North Star President Doug Lange says, “We continued to run throughout the build. It took a tremendous amount of coordination to build a steel mill in the middle of another steel mill.” Lange credits several entities for assisting the project, including “the State of Ohio, Fulton County, the Fulton County Economic Development Corp., Jobs Ohio, the local community and North Star’s team members.”

At the ceremony, Mark Vassella, BlueScope CEO and managing director, presented a large, framed photo of the scrap-fed electric arc furnace (EAF) minimill. He also announced the North Star team earned the CEO’s Health and Safety Excellence Award for 2021.

BlueScope is pointing to the Ohio mill expansion in just-released earnings guidance. The Australian firm announced it now expects underlying earnings before interest and tax (EBIT) to be in the range of $970 million to $1.05 billion for the second half of its fiscal year 2022. (That period runs from Jan. 1 to June 30 of this year.)
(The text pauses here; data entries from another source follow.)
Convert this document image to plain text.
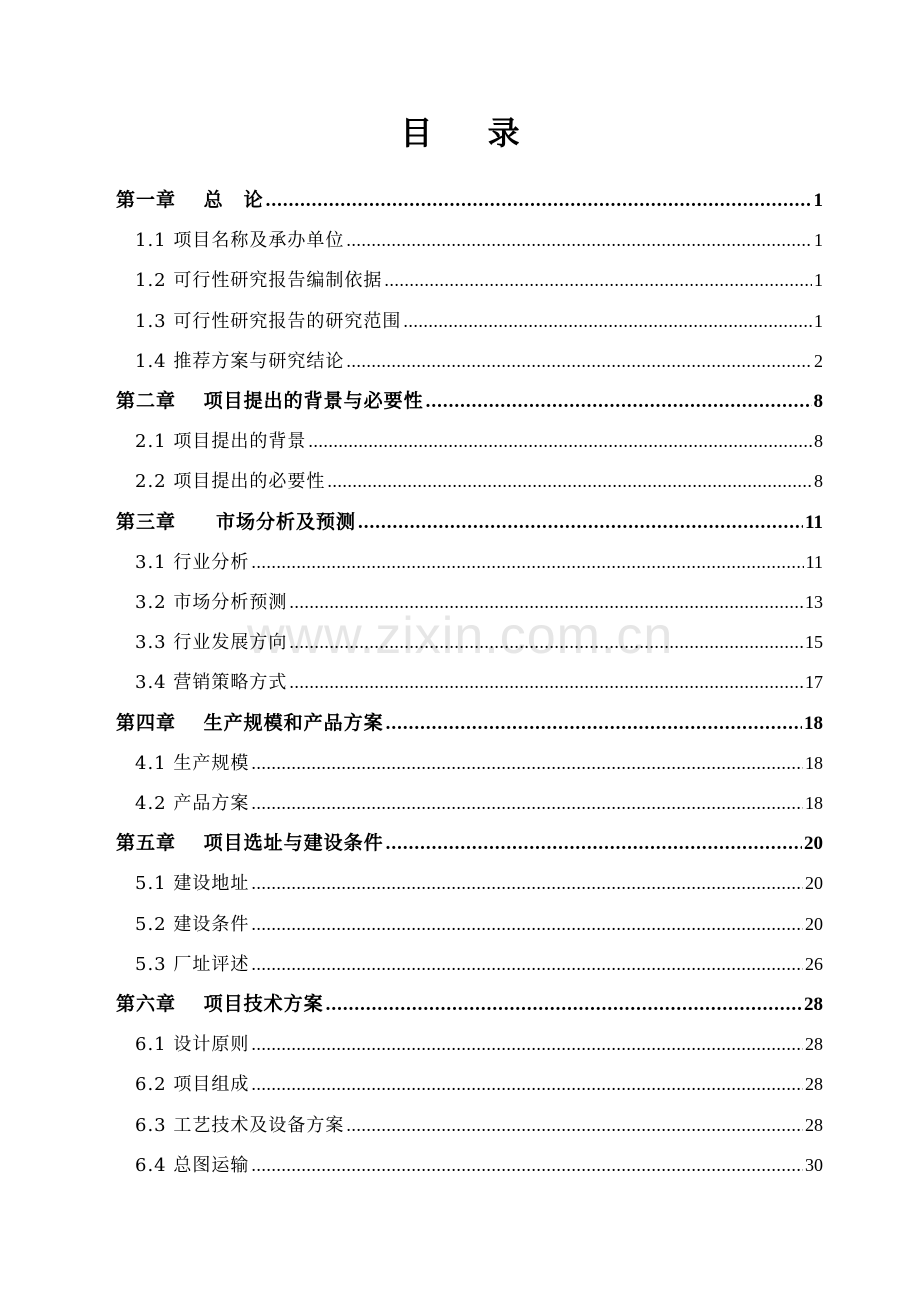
www.zixin.com.cn
目 录
第一章　 总　论 .....	1
1.1 项目名称及承办单位 .....	1
1.2 可行性研究报告编制依据 .....	1
1.3 可行性研究报告的研究范围 .....	1
1.4 推荐方案与研究结论 .....	2
第二章　 项目提出的背景与必要性 .....	8
2.1 项目提出的背景 .....	8
2.2 项目提出的必要性 .....	8
第三章　　市场分析及预测 .....	11
3.1 行业分析 .....	11
3.2 市场分析预测 .....	13
3.3 行业发展方向 .....	15
3.4 营销策略方式 .....	17
第四章　 生产规模和产品方案 .....	18
4.1 生产规模 .....	18
4.2 产品方案 .....	18
第五章　 项目选址与建设条件 .....	20
5.1 建设地址 .....	20
5.2 建设条件 .....	20
5.3 厂址评述 .....	26
第六章　 项目技术方案 .....	28
6.1 设计原则 .....	28
6.2 项目组成 .....	28
6.3 工艺技术及设备方案 .....	28
6.4 总图运输 .....	30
That range is above the prior guidance range of $850 million to $960 million, though “subject to spread, foreign exchange and market conditions,” the company adds.

In a note to investors about the guidance, BlueScope writes in part, “The stronger outlook is driven by improved earnings expectations for North Star and the North America coated business due to better-than-expected realized steel prices and spreads in the United States. Expectations for BlueScope’s other businesses remain broadly consistent with outlook comments provided in February.”

As part of its growing presence in the U.S., BlueScope in December of last year completed the acquisition of the ferrous scrap processing assets of Indiana-based MetalX.